(ORDO NEWS) — An international team of scientists analyzed chicken remains found in more than 600 locations in 89 countries, including England, Italy, Turkey, Morocco and Thailand, and concluded that the bird was first domesticated 3,500 years ago in Southeast Asia and then spread west to Europe.
Moreover, initially they did not eat chickens and roosters, they were worshiped and used as companions. Eating chicken in the UK began only after the Romans invaded this island. Articles on this topic have been published in the journals Antiquity and PNAS.
Considered a descendant of the Gallus gallus junglefowl that lived throughout much of Southeast Asia, the Gallus domesticus chicken has now become the most common domestic animal, with the majority of the more than 70 billion chickens living on the planet being meat broilers. growing exceptionally fast and used exclusively as meat dishes, leaving no offspring.
And once chickens were considered exotic, brought from distant countries. Ancient people were even buried with these birds – this suggests that they once served as “psychopomps” – that is, “guides of souls”, creatures that accompanied the human soul into the next life.
According to researchers, the process of domesticating chickens began around 1500 BC. on the peninsula of Southeast Asia. G. domesticus gradually evolved to become less active and aggressive, allowing people in villages to easily breed them in their chicken coops.

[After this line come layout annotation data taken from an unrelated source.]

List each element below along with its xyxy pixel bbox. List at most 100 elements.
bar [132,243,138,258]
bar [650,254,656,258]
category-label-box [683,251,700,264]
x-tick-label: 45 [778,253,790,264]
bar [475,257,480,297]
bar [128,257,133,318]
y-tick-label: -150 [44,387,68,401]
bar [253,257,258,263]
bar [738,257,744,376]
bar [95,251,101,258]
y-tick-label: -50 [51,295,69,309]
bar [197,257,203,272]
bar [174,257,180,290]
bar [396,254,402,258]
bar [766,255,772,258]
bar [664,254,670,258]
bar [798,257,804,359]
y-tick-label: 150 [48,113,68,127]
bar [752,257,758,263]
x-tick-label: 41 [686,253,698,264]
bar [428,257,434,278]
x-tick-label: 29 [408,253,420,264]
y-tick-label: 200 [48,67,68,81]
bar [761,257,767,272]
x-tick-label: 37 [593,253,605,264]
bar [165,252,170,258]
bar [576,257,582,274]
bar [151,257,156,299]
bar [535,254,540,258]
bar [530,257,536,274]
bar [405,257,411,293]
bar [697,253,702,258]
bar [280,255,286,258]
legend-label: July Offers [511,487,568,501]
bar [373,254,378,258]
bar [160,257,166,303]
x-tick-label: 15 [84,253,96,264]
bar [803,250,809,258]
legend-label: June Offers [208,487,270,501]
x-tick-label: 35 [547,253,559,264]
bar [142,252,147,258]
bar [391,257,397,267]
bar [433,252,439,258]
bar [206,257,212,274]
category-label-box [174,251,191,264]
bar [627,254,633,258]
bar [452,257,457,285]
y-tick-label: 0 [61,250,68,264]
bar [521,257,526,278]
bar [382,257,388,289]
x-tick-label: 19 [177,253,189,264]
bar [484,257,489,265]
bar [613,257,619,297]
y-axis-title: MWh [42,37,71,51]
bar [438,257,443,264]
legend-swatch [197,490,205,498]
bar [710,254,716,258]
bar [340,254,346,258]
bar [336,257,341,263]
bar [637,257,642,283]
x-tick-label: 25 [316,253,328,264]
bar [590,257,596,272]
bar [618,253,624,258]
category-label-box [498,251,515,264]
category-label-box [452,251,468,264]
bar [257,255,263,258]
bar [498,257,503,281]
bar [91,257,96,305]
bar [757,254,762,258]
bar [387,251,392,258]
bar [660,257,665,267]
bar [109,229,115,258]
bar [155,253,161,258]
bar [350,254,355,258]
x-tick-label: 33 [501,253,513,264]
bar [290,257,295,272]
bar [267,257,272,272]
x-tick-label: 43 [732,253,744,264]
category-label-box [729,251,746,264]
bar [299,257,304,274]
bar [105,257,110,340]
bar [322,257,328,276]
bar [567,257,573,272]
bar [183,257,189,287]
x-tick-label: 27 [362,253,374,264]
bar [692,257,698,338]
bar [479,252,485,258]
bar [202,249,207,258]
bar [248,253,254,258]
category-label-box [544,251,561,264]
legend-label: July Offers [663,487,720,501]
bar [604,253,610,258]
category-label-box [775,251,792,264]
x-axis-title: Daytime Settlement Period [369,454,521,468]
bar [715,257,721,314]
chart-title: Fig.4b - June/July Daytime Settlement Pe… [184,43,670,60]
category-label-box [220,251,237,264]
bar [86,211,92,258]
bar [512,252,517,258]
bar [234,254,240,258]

The jungle chicken is still alive today and lives in most of Southeast Asia. Previous studies have claimed that chickens were domesticated 10,000 years ago in China, Southeast Asia or India, and appeared in Europe over 7,000 years ago,
In the new study, the researchers looked at factors such as the size and shape of the bones to determine what species the chicken bones found belonged whether those birds were wild or domestic.
The oldest bones of definite poultry have been found in central Thailand and have been radiocarbon dated to 1650-1250. BC. In Europe, chickens appeared around 800 BC, having entered the Mediterranean region from Asia along the routes used by the early Greek, Etruscan, and Phoenician sea traders.
After arriving in the Mediterranean region, it took chickens nearly a thousand years to settle into the colder climates of Scotland, Ireland, Scandinavia, and Iceland. Roman Empire in the 1st millennium AD contributed to the popularization of chickens and eggs as food.